Shine a Blue laser at the iris of the camera, burn the sensor from inside out.
Hack the planet. But yeah, don't do this.
As I linked in my original post, that doesn't really work.
But airguns are usually much less regulated, much quieter and easier to supress and the legal liability for firing an airgun somewhere vs a firearm is usually much different. And they usually have enough power for that purpose without risking too much colleteral damage.
I don’t even think an airgun could really have an effect, but for anyone contemplating this kind of thing, please at least deconstruct the device and put it into something different looking. There is no point in getting offed with impunity by some Idiocracy goon because he saw a finger gun.
Better use of one’s efforts could be to support legal challenges of this clearly unconstitutional mass surveillance by the government through its corporate, or in this case, YC cutouts.
There are airguns available otc with the power equal to roughly a 45 ACP fired from a pistol. I doubt these cameras can resist that.
sounds like it’s your civic responsibility to take these devices offline.
I mean, your local enforcers have publicly stated they're annoyed about them there.
What are they gonna do other than wring their hands and say "oh no, anyway" if they go missing?
"Move fast, break things" seems to me that is also the Trump admin's MO at the sacrifice of democracy. The SV mantra has moved up into politics and is causing permanent damage. If rules aren't enforced why would anyone follow them?

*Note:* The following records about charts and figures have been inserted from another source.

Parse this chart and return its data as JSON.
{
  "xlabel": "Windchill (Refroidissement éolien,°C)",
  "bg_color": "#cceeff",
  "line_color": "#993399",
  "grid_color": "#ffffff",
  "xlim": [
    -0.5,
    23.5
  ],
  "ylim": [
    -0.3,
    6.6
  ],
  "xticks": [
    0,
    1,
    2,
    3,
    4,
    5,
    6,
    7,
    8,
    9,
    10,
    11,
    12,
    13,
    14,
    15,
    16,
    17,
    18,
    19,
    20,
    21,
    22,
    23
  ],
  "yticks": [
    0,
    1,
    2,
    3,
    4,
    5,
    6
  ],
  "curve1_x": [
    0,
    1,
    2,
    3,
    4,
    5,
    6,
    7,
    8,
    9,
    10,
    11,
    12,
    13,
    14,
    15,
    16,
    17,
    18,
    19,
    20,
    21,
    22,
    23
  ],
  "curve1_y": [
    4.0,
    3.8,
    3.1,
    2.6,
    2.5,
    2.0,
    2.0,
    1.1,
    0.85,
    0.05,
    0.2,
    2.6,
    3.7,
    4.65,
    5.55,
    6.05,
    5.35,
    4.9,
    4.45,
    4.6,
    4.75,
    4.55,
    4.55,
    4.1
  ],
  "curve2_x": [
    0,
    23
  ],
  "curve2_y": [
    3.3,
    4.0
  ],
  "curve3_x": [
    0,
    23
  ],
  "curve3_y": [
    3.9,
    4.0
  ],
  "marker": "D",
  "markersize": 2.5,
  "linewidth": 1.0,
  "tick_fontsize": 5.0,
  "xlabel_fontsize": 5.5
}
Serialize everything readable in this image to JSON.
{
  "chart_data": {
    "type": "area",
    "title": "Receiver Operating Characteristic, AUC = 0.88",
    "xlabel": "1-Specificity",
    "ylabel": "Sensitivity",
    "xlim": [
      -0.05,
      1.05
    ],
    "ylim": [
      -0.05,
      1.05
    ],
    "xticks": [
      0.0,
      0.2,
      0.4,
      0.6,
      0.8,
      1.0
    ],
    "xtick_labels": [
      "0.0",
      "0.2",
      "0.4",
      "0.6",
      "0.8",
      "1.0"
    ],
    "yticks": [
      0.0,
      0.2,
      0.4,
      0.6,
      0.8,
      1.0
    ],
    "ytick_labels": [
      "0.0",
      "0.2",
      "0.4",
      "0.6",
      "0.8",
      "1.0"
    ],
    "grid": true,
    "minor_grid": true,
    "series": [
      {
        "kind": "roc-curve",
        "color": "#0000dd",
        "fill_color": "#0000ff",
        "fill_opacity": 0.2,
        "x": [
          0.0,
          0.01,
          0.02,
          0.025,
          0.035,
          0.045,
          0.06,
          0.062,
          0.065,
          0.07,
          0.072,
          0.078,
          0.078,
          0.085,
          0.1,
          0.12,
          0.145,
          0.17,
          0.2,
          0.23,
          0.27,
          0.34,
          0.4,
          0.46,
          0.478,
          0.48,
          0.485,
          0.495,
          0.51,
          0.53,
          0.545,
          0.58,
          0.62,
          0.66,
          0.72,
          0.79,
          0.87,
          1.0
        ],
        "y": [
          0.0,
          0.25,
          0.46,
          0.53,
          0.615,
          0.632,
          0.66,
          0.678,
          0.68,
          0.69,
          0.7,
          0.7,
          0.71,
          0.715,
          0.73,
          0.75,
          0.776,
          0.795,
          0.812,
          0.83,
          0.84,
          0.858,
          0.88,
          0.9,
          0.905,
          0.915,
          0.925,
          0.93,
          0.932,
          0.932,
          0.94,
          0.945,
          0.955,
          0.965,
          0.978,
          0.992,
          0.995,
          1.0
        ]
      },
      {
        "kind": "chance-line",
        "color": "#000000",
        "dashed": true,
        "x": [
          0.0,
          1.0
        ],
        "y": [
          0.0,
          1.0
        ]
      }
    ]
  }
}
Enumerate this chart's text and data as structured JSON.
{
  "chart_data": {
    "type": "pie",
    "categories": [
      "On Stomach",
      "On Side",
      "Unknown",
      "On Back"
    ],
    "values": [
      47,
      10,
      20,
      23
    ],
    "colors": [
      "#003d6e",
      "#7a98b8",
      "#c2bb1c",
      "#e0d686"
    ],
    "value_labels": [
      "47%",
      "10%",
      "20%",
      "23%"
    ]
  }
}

Aside the topic, but I wonder how HN, as a community, and as a moderation team, weighs this on the intellectual curiosity vs primarily politics scale.
This seems politics to me. Very important politics that a lot of people in tech have a special interest for, but politics nonetheless, and much more pressing topics seem to be absent through the on-topic rule.
This site has always been fairly interested in mass surveillance stuff (which is, naturally, inherently political).
I tend to dislike it when purely political posts show up here, but I appreciate the ones that intersect with technology, particularly ones that relate to privacy issues.
That rule is ... kind of nonsense anyways.
One can't be intellectually curious and not think about politics. Politics is applied intellectual curiosity.
This does not seem to be a prevalent opinion on here, and I was trying to be diplomatic, but I guess it still comes out as "why is it OK to post / comment politics here if it's a less contentious topic many people on HN care about, but I regularly get downvoted for even relating information to my association with a demographic group forcefully enlisted to the front of the culture war".
Orange site bad.
Because this has a tech angle and its local. Plus it connects to big tech companies collecting data on everyone.
Which is different from a Gaza discussion which has no tech angle and two sides telling each other what the other side has done.
Calling anything "local" to HN is pretty funny US-centrism, for someone posting before 8 AM EST. And I'd never call what's happening in Gaza a "culture war", that would seem trivializing - although my issue seems to be escalating more and more as well.